Transformer–xLSTM Ensembles for ECG-based Chagas Disease Detection

Angus Nicolson1, Riccardo Lunelli1, Samuel Martin Proell1, Nadja Gruber2, Axel Bauer3, Clemens Dlaska1
1Digital Cardiology Lab, Medical University of Innsbruck, 2Digital Cardiology Lab, Medical University of Innsbruck, Austria, 3Medical University of Innsbruck


Abstract

Automated ECG-based detection of Chagas disease, the focus of the 2025 PhysioNet Challenge, presents two major challenges: noisy supervision due to the self-reported weak labels in the CODE-15% dataset and severe class imbalance (2% prevalence).

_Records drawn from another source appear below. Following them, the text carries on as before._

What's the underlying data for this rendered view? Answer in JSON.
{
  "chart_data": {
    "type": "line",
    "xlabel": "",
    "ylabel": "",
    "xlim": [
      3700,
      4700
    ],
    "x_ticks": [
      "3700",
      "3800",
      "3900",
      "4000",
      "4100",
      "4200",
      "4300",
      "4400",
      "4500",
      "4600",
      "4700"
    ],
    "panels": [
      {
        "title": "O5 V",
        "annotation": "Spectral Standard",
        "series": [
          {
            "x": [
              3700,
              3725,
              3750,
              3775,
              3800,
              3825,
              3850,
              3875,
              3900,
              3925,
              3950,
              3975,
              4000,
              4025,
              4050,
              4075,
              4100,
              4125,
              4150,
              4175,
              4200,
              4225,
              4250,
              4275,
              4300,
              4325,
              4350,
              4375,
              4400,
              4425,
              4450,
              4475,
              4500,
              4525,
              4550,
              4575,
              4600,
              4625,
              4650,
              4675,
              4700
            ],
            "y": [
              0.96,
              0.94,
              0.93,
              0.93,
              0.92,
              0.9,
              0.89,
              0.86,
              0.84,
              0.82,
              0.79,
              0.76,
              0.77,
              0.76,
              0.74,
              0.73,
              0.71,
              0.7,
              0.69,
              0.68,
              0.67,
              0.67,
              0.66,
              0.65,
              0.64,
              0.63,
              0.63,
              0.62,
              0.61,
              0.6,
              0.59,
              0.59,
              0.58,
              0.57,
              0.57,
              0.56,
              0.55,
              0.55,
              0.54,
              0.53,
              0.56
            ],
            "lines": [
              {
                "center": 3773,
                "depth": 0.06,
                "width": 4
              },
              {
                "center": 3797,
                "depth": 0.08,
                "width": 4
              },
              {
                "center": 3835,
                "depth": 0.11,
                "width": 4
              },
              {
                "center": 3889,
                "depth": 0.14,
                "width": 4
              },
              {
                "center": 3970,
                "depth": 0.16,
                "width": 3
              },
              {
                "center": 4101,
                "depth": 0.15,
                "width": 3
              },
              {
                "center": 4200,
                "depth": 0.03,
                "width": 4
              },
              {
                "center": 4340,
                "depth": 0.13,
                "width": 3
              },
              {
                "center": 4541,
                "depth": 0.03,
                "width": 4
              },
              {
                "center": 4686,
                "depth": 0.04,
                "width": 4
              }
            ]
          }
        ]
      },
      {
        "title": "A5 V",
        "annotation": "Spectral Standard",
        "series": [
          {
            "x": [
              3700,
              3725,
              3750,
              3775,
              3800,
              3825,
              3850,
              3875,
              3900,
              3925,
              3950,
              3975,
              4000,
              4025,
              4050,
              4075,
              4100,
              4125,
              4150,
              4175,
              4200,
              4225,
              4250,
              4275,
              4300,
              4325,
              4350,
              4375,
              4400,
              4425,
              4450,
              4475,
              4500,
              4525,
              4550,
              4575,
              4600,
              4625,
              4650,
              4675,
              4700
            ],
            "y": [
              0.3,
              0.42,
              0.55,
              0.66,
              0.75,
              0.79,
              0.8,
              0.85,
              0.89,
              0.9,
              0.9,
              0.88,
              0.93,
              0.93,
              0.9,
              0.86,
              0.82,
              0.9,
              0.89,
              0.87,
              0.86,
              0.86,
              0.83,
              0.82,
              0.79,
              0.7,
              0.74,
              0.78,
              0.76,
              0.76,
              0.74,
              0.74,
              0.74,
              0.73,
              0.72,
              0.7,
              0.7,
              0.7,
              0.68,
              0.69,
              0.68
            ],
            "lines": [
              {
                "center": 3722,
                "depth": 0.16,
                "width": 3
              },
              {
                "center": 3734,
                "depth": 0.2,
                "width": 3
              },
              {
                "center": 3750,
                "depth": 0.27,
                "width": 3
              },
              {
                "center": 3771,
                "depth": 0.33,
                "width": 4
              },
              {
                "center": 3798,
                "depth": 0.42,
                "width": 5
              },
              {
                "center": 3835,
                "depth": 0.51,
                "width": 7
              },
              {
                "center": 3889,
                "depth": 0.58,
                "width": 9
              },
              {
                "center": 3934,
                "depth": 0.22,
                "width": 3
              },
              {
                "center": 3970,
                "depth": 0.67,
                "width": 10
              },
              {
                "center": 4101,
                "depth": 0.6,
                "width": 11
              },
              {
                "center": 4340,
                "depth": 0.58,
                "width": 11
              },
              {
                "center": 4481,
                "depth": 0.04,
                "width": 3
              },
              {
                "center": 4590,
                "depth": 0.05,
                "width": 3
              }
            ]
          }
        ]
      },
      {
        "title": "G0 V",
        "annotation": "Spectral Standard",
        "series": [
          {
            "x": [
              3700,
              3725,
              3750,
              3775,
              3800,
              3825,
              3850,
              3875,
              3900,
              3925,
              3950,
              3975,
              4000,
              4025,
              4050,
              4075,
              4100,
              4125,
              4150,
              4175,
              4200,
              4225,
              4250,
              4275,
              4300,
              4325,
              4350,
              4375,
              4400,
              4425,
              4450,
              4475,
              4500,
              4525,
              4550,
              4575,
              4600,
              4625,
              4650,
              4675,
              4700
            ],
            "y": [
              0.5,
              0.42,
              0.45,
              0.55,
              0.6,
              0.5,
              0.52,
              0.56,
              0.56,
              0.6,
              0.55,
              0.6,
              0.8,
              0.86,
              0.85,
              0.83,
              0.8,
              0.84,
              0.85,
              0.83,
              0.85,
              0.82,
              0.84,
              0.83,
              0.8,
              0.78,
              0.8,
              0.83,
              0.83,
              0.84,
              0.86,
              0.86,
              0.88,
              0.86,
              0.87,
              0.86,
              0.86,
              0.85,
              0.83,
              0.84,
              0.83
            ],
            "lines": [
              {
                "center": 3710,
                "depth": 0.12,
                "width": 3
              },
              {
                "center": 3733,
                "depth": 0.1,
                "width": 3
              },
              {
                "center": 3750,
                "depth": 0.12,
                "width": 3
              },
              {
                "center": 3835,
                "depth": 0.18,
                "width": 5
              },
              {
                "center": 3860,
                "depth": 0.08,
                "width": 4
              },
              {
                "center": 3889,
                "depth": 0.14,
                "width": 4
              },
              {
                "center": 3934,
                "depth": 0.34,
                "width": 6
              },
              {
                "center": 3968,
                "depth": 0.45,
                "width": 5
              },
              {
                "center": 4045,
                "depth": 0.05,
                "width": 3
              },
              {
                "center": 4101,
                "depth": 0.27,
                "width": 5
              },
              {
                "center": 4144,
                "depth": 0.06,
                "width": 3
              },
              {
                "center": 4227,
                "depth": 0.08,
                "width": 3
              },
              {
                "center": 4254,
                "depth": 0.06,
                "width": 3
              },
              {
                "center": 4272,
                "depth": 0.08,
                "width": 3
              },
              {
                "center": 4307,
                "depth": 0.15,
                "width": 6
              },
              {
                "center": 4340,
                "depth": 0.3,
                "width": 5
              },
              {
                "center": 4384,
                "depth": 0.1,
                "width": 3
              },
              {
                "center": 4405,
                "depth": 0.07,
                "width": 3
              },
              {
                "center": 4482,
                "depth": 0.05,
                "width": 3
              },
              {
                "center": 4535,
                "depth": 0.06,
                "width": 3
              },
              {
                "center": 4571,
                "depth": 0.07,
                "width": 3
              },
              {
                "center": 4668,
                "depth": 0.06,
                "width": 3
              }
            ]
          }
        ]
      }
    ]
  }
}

We address both issues through large-scale pretraining and dataset-asymmetric finetuning.

We combine the complementary strengths of attention-based models and recurrent architectures by pretraining multiple foundation models – masked autoencoding transformers and xLSTMs trained with simDINOv2. This enables the learning of low-level ECG representations without relying on label quality. During finetuning, we utilise the known disparity in label noise between datasets by applying smooth labelling to the CODE-15% dataset, where the labels are self-reported, but not to the PTB-XL or Sami-Trop datasets where the labels are more reliable. To reduce class imbalance, we oversample positives during training to enforce a 5% prevalence.

Our team (DlaskaLabMUI) ranked 3rd on the leaderboard with a score of 0.440 on the hidden validation set.